Unlike Zn, Pb concentrations were only significantly elevated at the sites close to the mine (Fig. 5). This may be attributed to the formation of insoluble Pb sulphate by oxidation of sulphide minerals deposited close to the mine (Eq. 2) (Hogg 1990). As concluded by Brooks (1980), Pb in downstream sediments is therefore most likely derived from the downstream movement of contaminated sediments during high river flow.

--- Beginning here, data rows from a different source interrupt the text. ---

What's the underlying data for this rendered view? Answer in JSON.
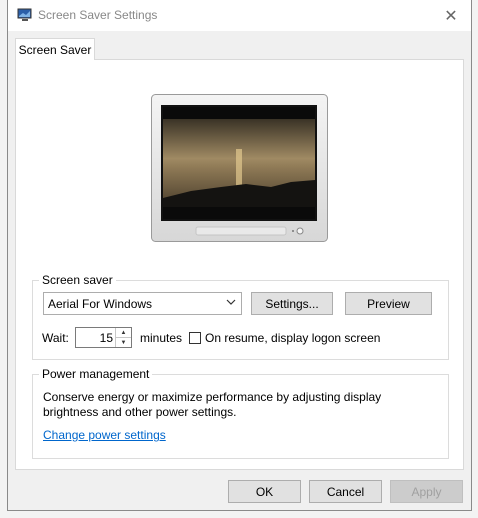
{
  "window": {
    "title": "Screen Saver Settings",
    "close_glyph": "✕"
  },
  "tab": {
    "label": "Screen Saver"
  },
  "screensaver": {
    "group_label": "Screen saver",
    "selected": "Aerial For Windows",
    "settings_button": "Settings...",
    "preview_button": "Preview",
    "wait_label": "Wait:",
    "wait_value": "15",
    "minutes_label": "minutes",
    "resume_label": "On resume, display logon screen"
  },
  "power": {
    "group_label": "Power management",
    "description": "Conserve energy or maximize performance by adjusting display brightness and other power settings.",
    "link": "Change power settings"
  },
  "footer": {
    "ok": "OK",
    "cancel": "Cancel",
    "apply": "Apply"
  }
}
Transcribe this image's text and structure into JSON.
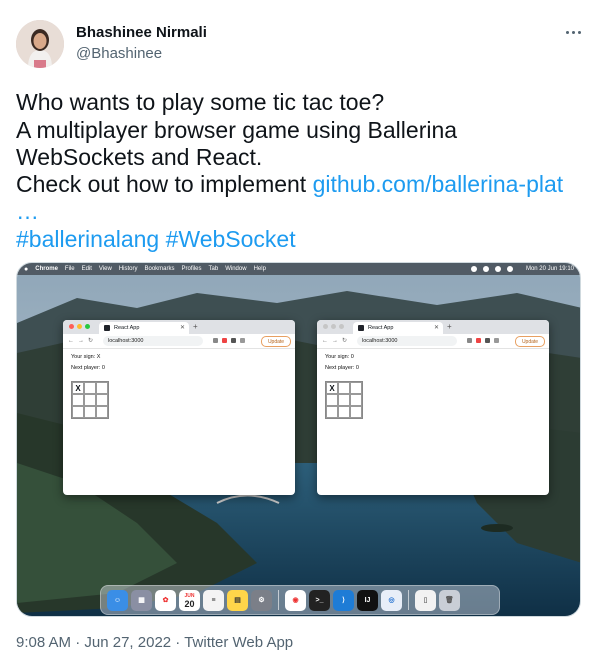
{
  "author": {
    "display_name": "Bhashinee Nirmali",
    "handle": "@Bhashinee"
  },
  "tweet": {
    "line1": "Who wants to play some tic tac toe?",
    "line2": "A multiplayer browser game using Ballerina",
    "line3": "WebSockets and React.",
    "line4_text": "Check out how to implement ",
    "link": "github.com/ballerina-plat",
    "ellipsis": "…",
    "hashtag1": "#ballerinalang",
    "hashtag2": "#WebSocket"
  },
  "screenshot": {
    "menubar": {
      "items": [
        "Chrome",
        "File",
        "Edit",
        "View",
        "History",
        "Bookmarks",
        "Profiles",
        "Tab",
        "Window",
        "Help"
      ],
      "clock": "Mon 20 Jun 19:10"
    },
    "windows": [
      {
        "tab_title": "React App",
        "url": "localhost:3000",
        "update": "Update",
        "sign": "Your sign: X",
        "next": "Next player: 0",
        "cells": [
          "X",
          "",
          "",
          "",
          "",
          "",
          "",
          "",
          ""
        ]
      },
      {
        "tab_title": "React App",
        "url": "localhost:3000",
        "update": "Update",
        "sign": "Your sign: 0",
        "next": "Next player: 0",
        "cells": [
          "X",
          "",
          "",
          "",
          "",
          "",
          "",
          "",
          ""
        ]
      }
    ],
    "dock": {
      "calendar_month": "JUN",
      "calendar_day": "20"
    }
  },
  "footer": {
    "time": "9:08 AM",
    "sep": " · ",
    "date": "Jun 27, 2022",
    "source": "Twitter Web App"
  }
}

$$2 {\text{PbS}}_{{({\text{s}})}} + {\text{ 2Fe}}_{ 2} \left( {\text{SO4}} \right)_{{ 3({\text{aq}})}} + {\text{ 2H}}_{ 2} {\text{O}}_{{({\text{l}})}} + {\text{ 3O}}_{{ 2({\text{g}})}} \to 2 {\text{PbSO}}_{{ 4({\text{s}})}} + {\text{ 4FeSO}}_{{ 4({\text{aq}})}} + {\text{ 2H}}_{ 2} {\text{SO}}_{{ 4({\text{aq}})}}$$
(2)

River sediments with the highest total and individual (Cd, Cu, Pb, and Zn) metal concentrations were measured at sites closest to the mine (sites no. 2–5) (Figs. 2, 3, and 5). These sites may still contain previously deposited tailings because they had higher percentages of <63 µm particles compared with the site above the mine and sites located further downstream of the mine (Fig. 3). These factors, together with metals still being released from point and diffuse contamination sources from the mine, explain the significantly higher concentrations of Cd, Cu, Pb, and Zn at these sites.

As shown in Figs. 4 and 5, metal concentrations at site no. 6, approximately 17 km downstream from the mine, had significantly lower metal concentrations than those at site no. 5. This is attributed to dilution of river bed sediments from the inputs of uncontaminated sediments from the Ballalaba Creek (Fig. 2), the burial of previously deposited contaminated sediments with newly deposited sediments, and/or chemical processes such as chemical weathering and pH buffering occurring with increasing distance from the mine. The percentage of finely divided sediment particles at this site was significantly lower than those at the sites above this site (Fig. 3). Below the Carwoola and Foxlow floodplains, at site no. 7, approximately 32 km downstream from the mine, Cd, Cu, and Zn concentrations increased (Fig. 5). This is likely due to inputs of sediments from the erosion of river bank and/or surface runoff of metals that were previously held in floodplain sediments immediately above this site and/or the flushing of contaminated sediments from upstream of the river during floods. A similar trend was also reported by Hogg (1990) for Zn concentrations in sediments at these two sites. Hence, the floodplain may still be a potential source of metals to the river; however, further investigations are required to confirm this hypothesis.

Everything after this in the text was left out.